Человек, представший на пороге его глазам, поразил своим грязным и оборванным видом и резким запахом пота. Казалось, он долго шёл через какой-то бурелом и кустарник, изрезав и изранив острыми сучьями не только одежду, но и кожу. На лице и руках незваного гостя видны были сочившиеся кровью ссадины, а брюки на одной ноге, которую он приволакивал, положительно были пропитаны кровью насквозь, почернели, набухли и оставляли на полу вишнёво-алый след. Самое же удивительное то, что гость казался Колыванову смутно знакомым, и лишь странный и непривычный внешний вид мешал вспомнить его имя.
Наконец пришелец возвысил голос первым, и его вопрос сразу поставил всё на свои места:
— Как поживает ваша проводка, господин прокурор? Всем ли вы довольны и не было ли замыканий?

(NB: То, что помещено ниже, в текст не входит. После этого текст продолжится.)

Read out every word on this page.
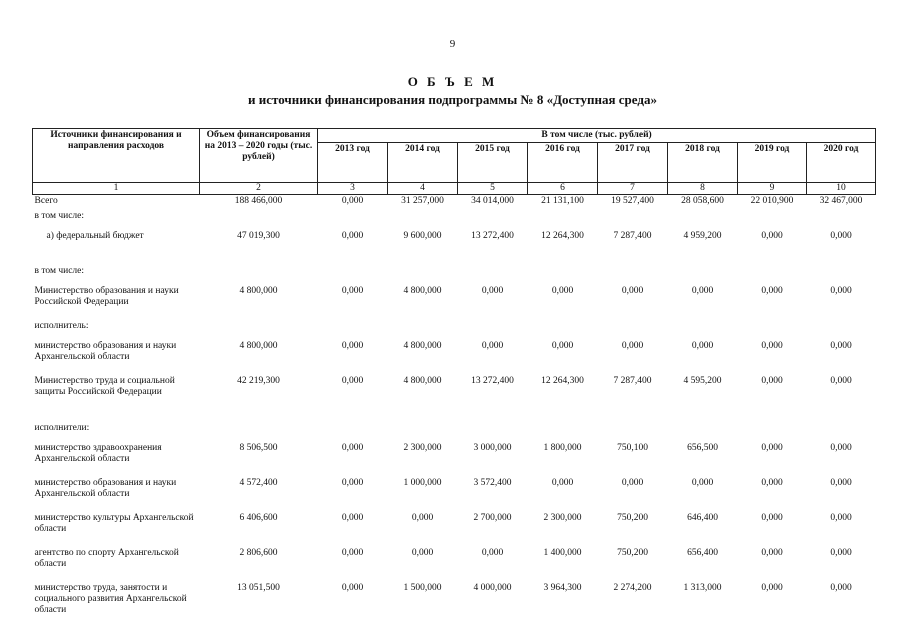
9
О Б Ъ Е М
и источники финансирования подпрограммы № 8 «Доступная среда»
Источники финансирования и направления расходов	Объем финансирования на 2013 – 2020 годы (тыс. рублей)	В том числе (тыс. рублей)							
		2013 год	2014 год	2015 год	2016 год	2017 год	2018 год	2019 год	2020 год
1	2	3	4	5	6	7	8	9	10
Всего	188 466,000	0,000	31 257,000	34 014,000	21 131,100	19 527,400	28 058,600	22 010,900	32 467,000
в том числе:									
а) федеральный бюджет	47 019,300	0,000	9 600,000	13 272,400	12 264,300	7 287,400	4 959,200	0,000	0,000
в том числе:									
Министерство образования и науки Российской Федерации	4 800,000	0,000	4 800,000	0,000	0,000	0,000	0,000	0,000	0,000
исполнитель:									
министерство образования и науки Архангельской области	4 800,000	0,000	4 800,000	0,000	0,000	0,000	0,000	0,000	0,000
Министерство труда и социальной защиты Российской Федерации	42 219,300	0,000	4 800,000	13 272,400	12 264,300	7 287,400	4 595,200	0,000	0,000
исполнители:									
министерство здравоохранения Архангельской области	8 506,500	0,000	2 300,000	3 000,000	1 800,000	750,100	656,500	0,000	0,000
министерство образования и науки Архангельской области	4 572,400	0,000	1 000,000	3 572,400	0,000	0,000	0,000	0,000	0,000
министерство культуры Архангельской области	6 406,600	0,000	0,000	2 700,000	2 300,000	750,200	646,400	0,000	0,000
агентство по спорту Архангельской области	2 806,600	0,000	0,000	0,000	1 400,000	750,200	656,400	0,000	0,000
министерство труда, занятости и социального развития Архангельской области	13 051,500	0,000	1 500,000	4 000,000	3 964,300	2 274,200	1 313,000	0,000	0,000
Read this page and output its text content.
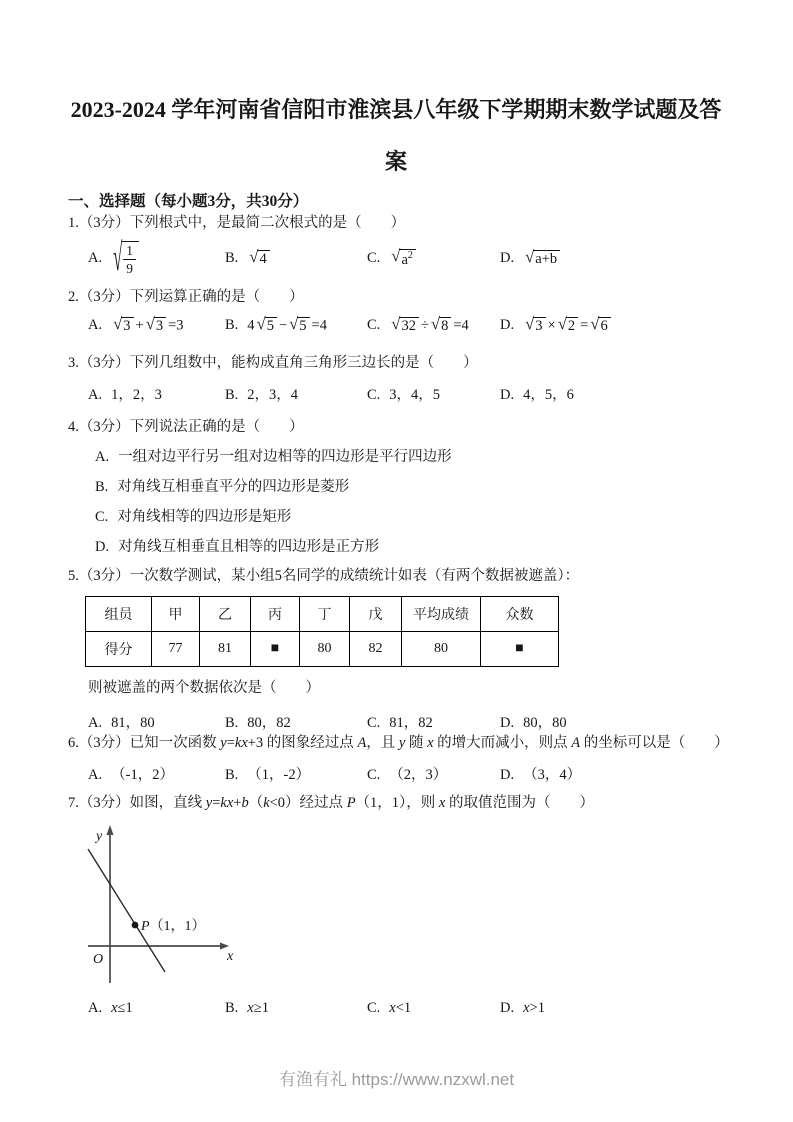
2023-2024 学年河南省信阳市淮滨县八年级下学期期末数学试题及答案
一、选择题（每小题3分，共30分）
1.（3分）下列根式中，是最简二次根式的是（　　）
A. √ $\frac{1}{9}$	B. √ 4	C. √ $a^2$	D. √ a+b
2.（3分）下列运算正确的是（　　）
A. √ 3 + √ 3 =3	B. 4 √ 5 − √ 5 =4	C. √ 32 ÷ √ 8 =4	D. √ 3 × √ 2 = √ 6
3.（3分）下列几组数中，能构成直角三角形三边长的是（　　）
A. 1，2，3	B. 2，3，4	C. 3，4，5	D. 4，5，6
4.（3分）下列说法正确的是（　　）
A. 一组对边平行另一组对边相等的四边形是平行四边形
B. 对角线互相垂直平分的四边形是菱形
C. 对角线相等的四边形是矩形
D. 对角线互相垂直且相等的四边形是正方形
5.（3分）一次数学测试，某小组5名同学的成绩统计如表（有两个数据被遮盖）：
组员	甲	乙	丙	丁	戊	平均成绩	众数
得分	77	81	■	80	82	80	■
则被遮盖的两个数据依次是（　　）
A. 81，80	B. 80，82	C. 81，82	D. 80，80
6.（3分）已知一次函数 y=kx+3 的图象经过点 A，且 y 随 x 的增大而减小，则点 A 的坐标可以是（　　）
A. （-1，2）	B. （1，-2）	C. （2，3）	D. （3，4）
7.（3分）如图，直线 y=kx+b（k<0）经过点 P（1，1），则 x 的取值范围为（　　）
y
x
O
P（1，1）
A. x≤1	B. x≥1	C. x<1	D. x>1
有渔有礼 https://www.nzxwl.net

И тогда Колыванов узнал в этом измученном и окровавленном, еле стоявшем на ногах человеке электрика Аркадия Замалею, того самого, которого ему порекомендовали два года назад и которого он тогда нанял для замены в своей квартире электропроводки. Да, ремонт. Два года назад ремонт сильно заботил его и был для него важен, а ныне. Кому теперь нужны все эти глупости?